This question is derived from a problem about conjugate points in Riemannian geometry. I have some doubt on the solution, so I'm proposing the most confusing part of it as a question.
Let $M$ be a closed subset of $\Bbb{R}^n$ consisting of disjoint embedded smooth boundless manifolds, each with codimension at least $1$. (In the original problem, $M$ is the pre-image of one point in the conjugate pair under the exponential map w.r.t. the other point) Suppose the following $2$ properties are satisfied:
$1$. Any ray starting from $O$ intersects $M$;
$2$. If the ray $\overrightarrow{OP}$ intersects $M$ at $P$, then there exists a circle $C$, centered at $O$ and passing through $P$, contained in $M$ (not necessarily a whole connected component).
Must $M$ contain a sphere $S$ centered at $O$?
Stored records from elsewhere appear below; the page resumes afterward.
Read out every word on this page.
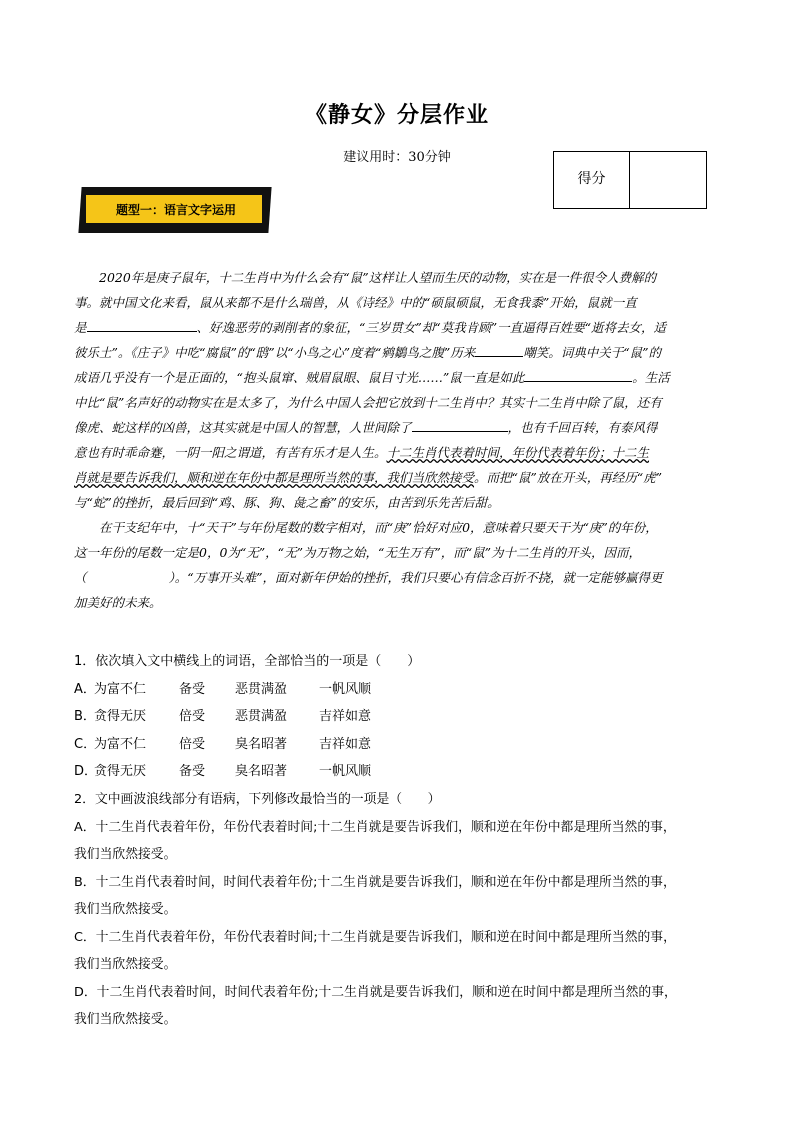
《静女》分层作业
建议用时：30分钟
得分
题型一：语言文字运用
2020年是庚子鼠年，十二生肖中为什么会有“鼠”这样让人望而生厌的动物，实在是一件很令人费解的
事。就中国文化来看，鼠从来都不是什么瑞兽，从《诗经》中的“硕鼠硕鼠，无食我黍”开始，鼠就一直
是	、好逸恶劳的剥削者的象征，“三岁贯女”却“莫我肯顾”一直逼得百姓要“逝将去女，适
彼乐土”。《庄子》中吃“腐鼠”的“鸱”以“小鸟之心”度着“鹓鶵鸟之腹”历来	嘲笑。词典中关于“鼠”的
成语几乎没有一个是正面的，“抱头鼠窜、贼眉鼠眼、鼠目寸光……”鼠一直是如此	。生活
中比“鼠”名声好的动物实在是太多了，为什么中国人会把它放到十二生肖中？其实十二生肖中除了鼠，还有
像虎、蛇这样的凶兽，这其实就是中国人的智慧，人世间除了	，也有千回百转，有泰风得
意也有时乖命蹇，一阴一阳之谓道，有苦有乐才是人生。十二生肖代表着时间，年份代表着年份；十二生
肖就是要告诉我们，顺和逆在年份中都是理所当然的事，我们当欣然接受。而把“鼠”放在开头，再经历“虎”
与“蛇”的挫折，最后回到“鸡、豚、狗、彘之畜”的安乐，由苦到乐先苦后甜。
在干支纪年中，十“天干”与年份尾数的数字相对，而“庚”恰好对应0，意味着只要天干为“庚”的年份，
这一年份的尾数一定是0，0为“无”，“无”为万物之始，“无生万有”，而“鼠”为十二生肖的开头，因而，
（	）。“万事开头难”，面对新年伊始的挫折，我们只要心有信念百折不挠，就一定能够赢得更
加美好的未来。
1．依次填入文中横线上的词语，全部恰当的一项是（　　）
A．为富不仁	备受 恶贯满盈 一帆风顺
B．贪得无厌	倍受 恶贯满盈 吉祥如意
C．为富不仁	倍受 臭名昭著 吉祥如意
D．贪得无厌	备受 臭名昭著 一帆风顺
2．文中画波浪线部分有语病，下列修改最恰当的一项是（　　）
A．十二生肖代表着年份，年份代表着时间;十二生肖就是要告诉我们，顺和逆在年份中都是理所当然的事，
我们当欣然接受。
B．十二生肖代表着时间，时间代表着年份;十二生肖就是要告诉我们，顺和逆在年份中都是理所当然的事，
我们当欣然接受。
C．十二生肖代表着年份，年份代表着时间;十二生肖就是要告诉我们，顺和逆在时间中都是理所当然的事，
我们当欣然接受。
D．十二生肖代表着时间，时间代表着年份;十二生肖就是要告诉我们，顺和逆在时间中都是理所当然的事，
我们当欣然接受。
Consider $\mathbb R^4 = \mathbb C^2$ and the equation $$ \|z_1\|^2 + 2\|z_2\|^2 = 1. $$ The set $M = \{\|z_1\|^2 + 2\|z_2\|^2 = 1\}$ is a manifold by the regular value theorem. If $(z_1, z_2) \in \mathbb C^2 \setminus \{0\}$ then for $\lambda \in \mathbb R$, $$ f(\lambda) = \|\lambda z_1\|^2 + 2 \|\lambda z_2\|^2 = \lambda^2f(1) $$ is a continuous function which goes to $0$ as $\lambda \to 0$ and $\infty$ as $\lambda \to \infty$ and hence there is some $\lambda$ for which $f(\lambda) = 1$. Hence any ray from the origin intersects $M$. For the circles note that $e^{i\theta}(z_1, z_2) \in M$ if and only if $(z_1, z_2) \in M$. Note also that any ray intersects $M$ at only one point. Hence $M$ does not contain a sphere, if it did then all the points of $M$ would be at the same distance from the origin.